Journal «Angiology and Vascular Surgery» • 

2010 • VOLUME 16 • №2

ACUTE THROMBOSIS OF LOWER-LIMB ARTERIES: CONTEMPORARY APPROACHES TO THERAPEUTIC DECISION MAKING

Zatevakhin I.I., Zolkin V.N., Gorbenko M.Yu.
City Clinical Hospital № 57 of the Public Health Department of the city of Moscow,
Chair of Surgical Diseases of the Paediatric Department, Russian State Medical University under the Russian Ministry of Public Health,
Moscow, Russia

Analysed herein are therapeutic outcomes in a total of 499 patients presenting with acute thrombosis of the aorta and lower-limb arteries and having previously no reconstructive operations on limb arteries on the affected side. Group I was composed of the patients who had during the first 24 hours of hospitalization undergone an emergency operation (n = 146), and Group II comprised those subjected to medical treatment only (n = 353).

In Group I, the number of the patients who survived with a preserved extremity amounted to 91.5% of those presenting with grade I ischaemia, equalling 76.5% of those diagnosed with grade IIA, 48.5% of those having grade IIB, and 12.5% for those with grade IIIA. Using conservative measures alone, we had managed to attain complete regression of acute ischaemia in as few as 38% of patients found to have grade I ischaemia and in only 1.5% of grade II patients, with the remaining subjects found to either continue suffering from ischaemic impairments or even have them progressed, which later on required performing a reconstructive operation or primary amputation. The outcomes of surgery in patients operated on later than the first 24 hours after admission to hospital were also much worse: the number of amputations was two times higher as compared with that in Group I. The statistical analysis showed a significant dependence of the acute ischaemia pattern on localization and dissemination of the occlusive lesion.

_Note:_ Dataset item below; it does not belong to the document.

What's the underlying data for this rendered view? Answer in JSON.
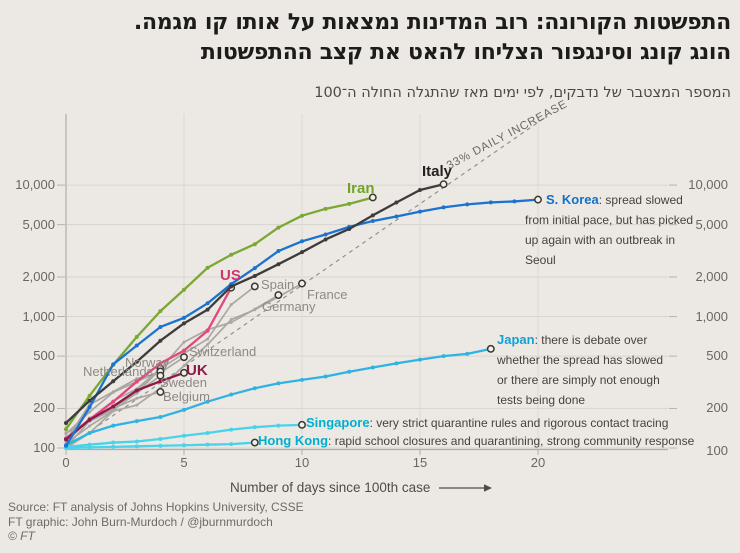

Hence, an emergency reconstructive operation appears to be treatment of choice for acute thromboses of lower limb arteries. An exception may only be made for patients presenting with grade I acute ischaemia, running high operative risk, and having a favourable prognosis of the acute ischaemia course, based on the data concerning localization of the occlusive lesion.

KEY WORDS: acute thrombosis, aorta and lowe-limb arterie, decision making.